A. G. : Ils ne vont pas révolutionner des projets de grande ampleur, ceux où les responsables marketing doivent déployer de l'inventivité sur le message, sur le produit, sur la manière de le positionner et de le vendre. Ces outils n'apportent pas de nouveauté radicale, ils produisent du conventionnel. Ces modèles de langage ne seront pas capables de comprendre les subtilités de l'échange humain. Ils ne remplaceront pas la réflexion sur la sémiologie du message ou sur la sociologie des acheteurs. Pour réaliser la présentation d'un produit, ChatGPT va, par exemple, pouvoir rédiger un argumentaire mettant en valeur le produit. Mais il ne remplacera pas la construction d'un plan marketing pour accompagner une innovation, un produit ou un service vraiment original. ChatGPT suggère, donne des idées, permet de réaliser ou d'automatiser certaines petites tâches, mais rien de nature à remplacer les agences de publicité.
Les outils d'intelligence artificielle comportent-ils encore des traces de biais aujourd'hui ?
A. G. : Des biais sexistes peuvent demeurer parce que les corpus d'entraînement sont biaisés : lorsqu'on doit entraîner une intelligence artificielle, on puise dans les forums sur Internet ou des livres anciens qui comportent des biais de genre tacites. Mais pour rendre les IA grand public, leurs concepteurs - Open IA, puis Google - ont effectué un énorme travail pour corriger les biais liés à un corpus d'entraînement. Ils ont entraîné les IA à ne pas manifester de biais avec des humains. Et ils ont aligné fortement les IA dans le sens de leurs valeurs d'entreprises : c'est-à-dire les valeurs de la Silicon Valley, progressistes, démocrates, inclusives, positives et même "woke" à la limite.
Est-ce donc à dire que les outils d'IA produisent du conformisme ?
A. G. : Oui.
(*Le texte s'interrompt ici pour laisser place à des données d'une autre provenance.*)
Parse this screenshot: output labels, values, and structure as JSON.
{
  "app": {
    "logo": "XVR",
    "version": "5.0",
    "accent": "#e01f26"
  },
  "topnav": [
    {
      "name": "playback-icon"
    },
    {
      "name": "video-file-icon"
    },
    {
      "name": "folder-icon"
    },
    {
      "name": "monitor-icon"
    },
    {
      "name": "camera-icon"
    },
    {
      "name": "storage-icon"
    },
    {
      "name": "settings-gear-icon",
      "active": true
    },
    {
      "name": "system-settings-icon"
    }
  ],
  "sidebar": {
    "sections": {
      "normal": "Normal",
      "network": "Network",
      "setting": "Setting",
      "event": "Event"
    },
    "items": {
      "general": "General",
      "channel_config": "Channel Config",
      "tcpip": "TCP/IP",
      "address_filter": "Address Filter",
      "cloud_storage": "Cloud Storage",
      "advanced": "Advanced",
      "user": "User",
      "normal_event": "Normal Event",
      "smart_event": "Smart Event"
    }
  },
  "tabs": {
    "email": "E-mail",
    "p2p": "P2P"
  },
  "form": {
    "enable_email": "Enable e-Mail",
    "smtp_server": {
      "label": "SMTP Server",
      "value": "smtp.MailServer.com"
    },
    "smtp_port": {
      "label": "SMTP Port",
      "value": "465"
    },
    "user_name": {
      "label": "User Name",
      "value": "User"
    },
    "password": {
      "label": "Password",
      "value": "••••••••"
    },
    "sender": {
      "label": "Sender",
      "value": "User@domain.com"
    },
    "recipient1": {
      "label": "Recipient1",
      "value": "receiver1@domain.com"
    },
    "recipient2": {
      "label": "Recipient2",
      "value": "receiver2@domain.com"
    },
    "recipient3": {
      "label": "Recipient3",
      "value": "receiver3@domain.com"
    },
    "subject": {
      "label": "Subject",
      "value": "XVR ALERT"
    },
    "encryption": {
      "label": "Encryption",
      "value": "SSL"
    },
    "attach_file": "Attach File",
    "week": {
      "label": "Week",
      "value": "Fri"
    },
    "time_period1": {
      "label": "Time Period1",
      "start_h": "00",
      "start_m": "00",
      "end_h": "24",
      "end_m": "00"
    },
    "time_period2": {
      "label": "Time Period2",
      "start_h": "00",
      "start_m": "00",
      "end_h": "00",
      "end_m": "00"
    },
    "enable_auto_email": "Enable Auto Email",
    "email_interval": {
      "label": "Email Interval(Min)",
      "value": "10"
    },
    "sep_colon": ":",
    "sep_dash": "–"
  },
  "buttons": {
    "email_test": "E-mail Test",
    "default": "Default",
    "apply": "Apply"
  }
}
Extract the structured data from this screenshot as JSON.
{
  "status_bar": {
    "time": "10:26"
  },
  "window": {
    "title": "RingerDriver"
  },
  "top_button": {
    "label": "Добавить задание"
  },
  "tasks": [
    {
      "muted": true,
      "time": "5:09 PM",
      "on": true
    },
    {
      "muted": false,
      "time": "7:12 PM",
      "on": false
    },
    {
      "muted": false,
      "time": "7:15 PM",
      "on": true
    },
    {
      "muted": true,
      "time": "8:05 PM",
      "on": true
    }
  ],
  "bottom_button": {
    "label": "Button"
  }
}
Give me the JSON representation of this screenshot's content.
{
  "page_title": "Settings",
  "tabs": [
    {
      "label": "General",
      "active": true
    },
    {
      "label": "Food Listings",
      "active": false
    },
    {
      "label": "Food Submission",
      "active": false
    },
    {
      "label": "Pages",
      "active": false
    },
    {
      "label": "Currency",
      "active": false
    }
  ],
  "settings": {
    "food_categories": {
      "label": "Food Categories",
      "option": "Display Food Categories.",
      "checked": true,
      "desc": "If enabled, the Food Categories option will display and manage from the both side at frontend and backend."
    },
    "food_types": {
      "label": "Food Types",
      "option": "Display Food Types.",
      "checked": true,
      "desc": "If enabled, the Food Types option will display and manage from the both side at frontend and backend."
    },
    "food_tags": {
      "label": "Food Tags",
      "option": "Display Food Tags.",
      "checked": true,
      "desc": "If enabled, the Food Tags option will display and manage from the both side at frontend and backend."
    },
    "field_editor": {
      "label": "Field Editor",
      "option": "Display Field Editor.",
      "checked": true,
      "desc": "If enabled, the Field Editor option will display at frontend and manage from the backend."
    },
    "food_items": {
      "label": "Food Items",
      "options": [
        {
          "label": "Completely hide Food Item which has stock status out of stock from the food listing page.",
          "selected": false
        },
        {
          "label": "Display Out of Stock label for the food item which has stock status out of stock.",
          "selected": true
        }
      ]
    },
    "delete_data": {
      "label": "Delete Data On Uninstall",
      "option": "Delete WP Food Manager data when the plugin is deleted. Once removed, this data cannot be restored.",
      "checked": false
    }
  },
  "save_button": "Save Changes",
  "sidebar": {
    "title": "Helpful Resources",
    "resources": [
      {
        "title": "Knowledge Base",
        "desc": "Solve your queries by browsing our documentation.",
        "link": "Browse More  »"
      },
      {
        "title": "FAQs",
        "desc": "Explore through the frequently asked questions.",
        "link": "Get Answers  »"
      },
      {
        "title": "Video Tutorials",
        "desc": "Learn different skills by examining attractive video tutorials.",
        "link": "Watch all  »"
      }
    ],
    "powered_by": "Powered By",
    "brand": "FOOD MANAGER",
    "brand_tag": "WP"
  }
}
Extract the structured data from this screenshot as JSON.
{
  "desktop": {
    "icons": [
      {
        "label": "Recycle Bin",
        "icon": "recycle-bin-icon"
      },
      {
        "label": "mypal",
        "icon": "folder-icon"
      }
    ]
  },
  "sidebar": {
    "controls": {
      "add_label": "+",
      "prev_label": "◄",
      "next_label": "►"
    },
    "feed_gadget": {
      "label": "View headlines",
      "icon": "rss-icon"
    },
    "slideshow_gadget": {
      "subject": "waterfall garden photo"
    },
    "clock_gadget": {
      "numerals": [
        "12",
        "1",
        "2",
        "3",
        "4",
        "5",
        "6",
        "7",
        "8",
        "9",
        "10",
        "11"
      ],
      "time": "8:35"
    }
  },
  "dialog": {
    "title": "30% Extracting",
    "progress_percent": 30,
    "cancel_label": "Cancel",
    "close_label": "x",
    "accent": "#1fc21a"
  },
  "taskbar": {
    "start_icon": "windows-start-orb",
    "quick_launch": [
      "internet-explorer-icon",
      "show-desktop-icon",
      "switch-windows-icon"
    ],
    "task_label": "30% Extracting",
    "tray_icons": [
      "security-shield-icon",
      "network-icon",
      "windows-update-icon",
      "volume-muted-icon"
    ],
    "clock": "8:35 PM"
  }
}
Si vous leur demandez de rédiger un texte pour plaire à un public féminin, elles vont vous dire : "Attention, vous devez respecter le sexe faible." À tel point qu'on a même accusé ces intelligences artificielles d'être très "politiquement correctes", et elles le sont. Cela donne parfois un résultat bizarre avec des traces de biais encore assez nettes : si vous demandez à ChatGPT de vous mettre en scène un médecin, il va vous mettre en scène un médecin homme et non un médecin femme. Mais en même temps, si vous lui demandez de faire l'éloge des Français, il vous mettra en garde contre les risques de racisme ou de discrimination ! Vous avez donc des traces de ces biais auxquelles se superposent des marques de l'éducation "politiquement correcte". À mon avis, pour des usages dans un contexte marketing et publicitaire, le risque est faible : les IA grand public ne déraillent plus beaucoup.
Est-il facile de repérer une publicité, une communication rédigées avec l'aide d'une IA comme ChatGPT ?
A. G. : Non et c'est le problème fondamental : impossible de savoir à coup sûr si un texte a été rédigé par une IA. Je ne peux pas prouver qu'un texte a été rédigé par une IA. Je ne peux pas non plus prouver qu'il n'a pas été rédigé par une IA. Dans certains textes ou courriels que je reçois, je peux sentir l'aspect stéréotypé et m'interroger sur son éventuelle rédaction par Chat GPT. Mais c'est difficile d'aller plus loin que ce sentiment.
Quels conseils donneriez-vous pour bien utiliser des outils comme ChatGPT, en particulier pour améliorer ses requêtes, ses « prompts Chat » ?
A. G. : Pour avoir des réponses de qualité, mon premier conseil est de toujours détailler et contextualiser les requêtes. "Je veux un descriptif commercial engageant pour ce produit" ne suffit pas. Donnez plus de détails : indiquez pour quel public, dans quel contexte d'utilisation, etc. Plus ChatGPT aura d'informations de contexte au départ, plus il saura adapter sa réponse. Second conseil, donnez à ChatGPT des exemples ; c'est une machine à produire du texte à partir de texte. Rien n'est plus efficace que de donner à ChatGPT des exemples dont il va s'inspirer et qu'il va transposer. Dernier conseil, une fois la réponse donnée, demandez des variations : "Je voudrais un ton plus joyeux...", par exemple. Ces variations autour d'une première version d'un texte peuvent améliorer le résultat final.